Evaluating the possibility of detecting evidence of positive selection across Asia with sparse genotype data from the HUGO Pan-Asian SNP Consortium
1 Saw Swee Hock School of Public Health, National University of Singapore, MD3 16 Medical Drive, Singapore 117597, Singapore
2 NUS Graduate School for Integrative Science and Engineering, National University of Singapore, Singapore 117456, Singapore
3 Life Sciences Institute, National University of Singapore, Singapore 117456, Singapore
4 Department of Statistics and Applied Probability, National University of Singapore, Singapore 117546, Singapore
5 Genome Institute of Singapore, Agency for Science, Technology and Research, Singapore 138672, Singapore
BMC Genomics 2014, 15:332 doi:10.1186/1471-2164-15-332Published: 2 May 2014
The HUGO Pan-Asian SNP Consortium (PASNP) has generated a genetic resource of almost 55,000 autosomal single nucleotide polymorphisms (SNPs) across more than 1,800 individuals from 73 urban and indigenous populations in Asia. This has offered valuable insights into the correlation between the genetic ancestry of these populations with major linguistic systems and geography. Here, we attempt to understand whether adaptation to local climate, diet and environment partly explains the genetic variation present in these populations by investigating the genomic signatures of positive selection.
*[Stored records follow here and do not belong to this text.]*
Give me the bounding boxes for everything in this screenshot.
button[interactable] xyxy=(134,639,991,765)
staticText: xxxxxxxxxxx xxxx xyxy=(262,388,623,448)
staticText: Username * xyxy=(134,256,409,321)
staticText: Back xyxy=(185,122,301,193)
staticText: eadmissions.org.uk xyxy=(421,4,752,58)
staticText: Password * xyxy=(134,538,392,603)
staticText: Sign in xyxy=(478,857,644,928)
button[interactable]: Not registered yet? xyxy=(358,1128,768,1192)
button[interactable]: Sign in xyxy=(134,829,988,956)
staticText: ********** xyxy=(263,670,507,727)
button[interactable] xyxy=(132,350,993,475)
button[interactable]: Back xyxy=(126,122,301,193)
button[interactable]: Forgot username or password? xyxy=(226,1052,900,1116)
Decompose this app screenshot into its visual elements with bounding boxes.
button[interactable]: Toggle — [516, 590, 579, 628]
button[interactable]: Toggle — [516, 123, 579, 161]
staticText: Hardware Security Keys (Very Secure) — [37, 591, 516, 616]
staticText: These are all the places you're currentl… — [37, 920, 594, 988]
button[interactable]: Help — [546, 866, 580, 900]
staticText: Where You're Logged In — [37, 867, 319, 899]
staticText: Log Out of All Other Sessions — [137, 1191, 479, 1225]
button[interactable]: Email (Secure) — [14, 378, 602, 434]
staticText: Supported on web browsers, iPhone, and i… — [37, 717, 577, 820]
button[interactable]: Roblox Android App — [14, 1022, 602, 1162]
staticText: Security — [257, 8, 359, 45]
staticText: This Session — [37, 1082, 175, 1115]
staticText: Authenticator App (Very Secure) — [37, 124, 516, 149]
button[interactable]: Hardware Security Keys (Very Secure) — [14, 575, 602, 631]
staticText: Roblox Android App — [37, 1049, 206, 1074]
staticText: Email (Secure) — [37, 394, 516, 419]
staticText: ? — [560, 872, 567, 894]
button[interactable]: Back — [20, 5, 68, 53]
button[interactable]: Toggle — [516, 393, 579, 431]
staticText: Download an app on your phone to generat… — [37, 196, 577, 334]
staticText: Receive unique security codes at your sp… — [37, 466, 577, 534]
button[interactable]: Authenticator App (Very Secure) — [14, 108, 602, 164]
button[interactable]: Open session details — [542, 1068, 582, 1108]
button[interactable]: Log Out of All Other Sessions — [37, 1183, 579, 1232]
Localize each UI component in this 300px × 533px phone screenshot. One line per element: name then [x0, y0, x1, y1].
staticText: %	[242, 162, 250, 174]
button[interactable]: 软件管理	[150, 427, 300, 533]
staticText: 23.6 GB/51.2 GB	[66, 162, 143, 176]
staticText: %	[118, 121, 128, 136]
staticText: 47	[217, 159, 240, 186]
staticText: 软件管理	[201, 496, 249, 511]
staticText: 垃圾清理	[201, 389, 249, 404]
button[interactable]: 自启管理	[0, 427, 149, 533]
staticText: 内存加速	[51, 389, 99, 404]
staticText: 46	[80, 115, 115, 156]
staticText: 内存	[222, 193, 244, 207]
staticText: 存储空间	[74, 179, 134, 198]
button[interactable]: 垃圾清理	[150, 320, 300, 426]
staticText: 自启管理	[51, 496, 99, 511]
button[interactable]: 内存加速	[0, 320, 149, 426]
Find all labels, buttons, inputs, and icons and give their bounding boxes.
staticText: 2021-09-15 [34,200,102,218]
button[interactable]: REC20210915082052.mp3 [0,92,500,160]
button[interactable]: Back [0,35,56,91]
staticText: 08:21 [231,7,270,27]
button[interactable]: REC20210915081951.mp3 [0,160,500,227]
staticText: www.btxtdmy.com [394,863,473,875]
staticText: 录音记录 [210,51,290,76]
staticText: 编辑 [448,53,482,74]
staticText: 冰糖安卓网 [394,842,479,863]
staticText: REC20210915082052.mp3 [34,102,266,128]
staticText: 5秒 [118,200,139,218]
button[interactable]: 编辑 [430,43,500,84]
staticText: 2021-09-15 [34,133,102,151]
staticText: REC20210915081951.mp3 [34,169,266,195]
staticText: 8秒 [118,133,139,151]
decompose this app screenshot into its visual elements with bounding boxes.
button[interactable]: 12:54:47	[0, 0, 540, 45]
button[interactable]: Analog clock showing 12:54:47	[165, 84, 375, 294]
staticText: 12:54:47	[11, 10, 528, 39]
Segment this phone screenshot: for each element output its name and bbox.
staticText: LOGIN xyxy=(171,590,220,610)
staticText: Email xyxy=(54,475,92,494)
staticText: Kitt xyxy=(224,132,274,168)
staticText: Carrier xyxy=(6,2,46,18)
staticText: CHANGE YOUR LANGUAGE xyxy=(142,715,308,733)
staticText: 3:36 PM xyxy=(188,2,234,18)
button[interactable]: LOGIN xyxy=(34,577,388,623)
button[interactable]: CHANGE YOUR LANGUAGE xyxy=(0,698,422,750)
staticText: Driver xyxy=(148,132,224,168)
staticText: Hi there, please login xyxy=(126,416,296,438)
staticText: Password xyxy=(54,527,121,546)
To evaluate the impact to the selection analyses due to the considerably lower SNP density as compared to other population genetics resources such as the International HapMap Project (HapMap) or the Singapore Genome Variation Project, we evaluated the extent of haplotype phasing switch errors and the consistency of selection signals from three haplotype-based approaches (iHS, XP-EHH, haploPS) when the HapMap data is thinned to a similar density as PASNP. We subsequently applied haploPS to detect and characterize positive selection in the PASNP populations, identifying 59 genomics regions that were selected in at least one PASNP populations. A cluster analysis on the basis of these 59 signals showed that indigenous populations such as the Negrito from Malaysia and Philippines, the China Hmong, and the Taiwan Ami and Atayal shared more of these signals. We also reported evidence of a positive selection signal encompassing the beta globin gene in the Taiwan Ami and Atayal that was distinct from the signal in the HapMap Africans, suggesting the possibility of convergent evolution at this locus due to malarial selection.
We established that the lower SNP content of the PASNP data conferred weaker ability to detect signatures of positive selection, but the availability of the new approach haploPS retained modest power. Out of all the populations in PASNP, we identified only 59 signals, suggesting a strong need for high-density population-level genotyping data or sequencing data in order to achieve a comprehensive survey of positive selection in Asian populations.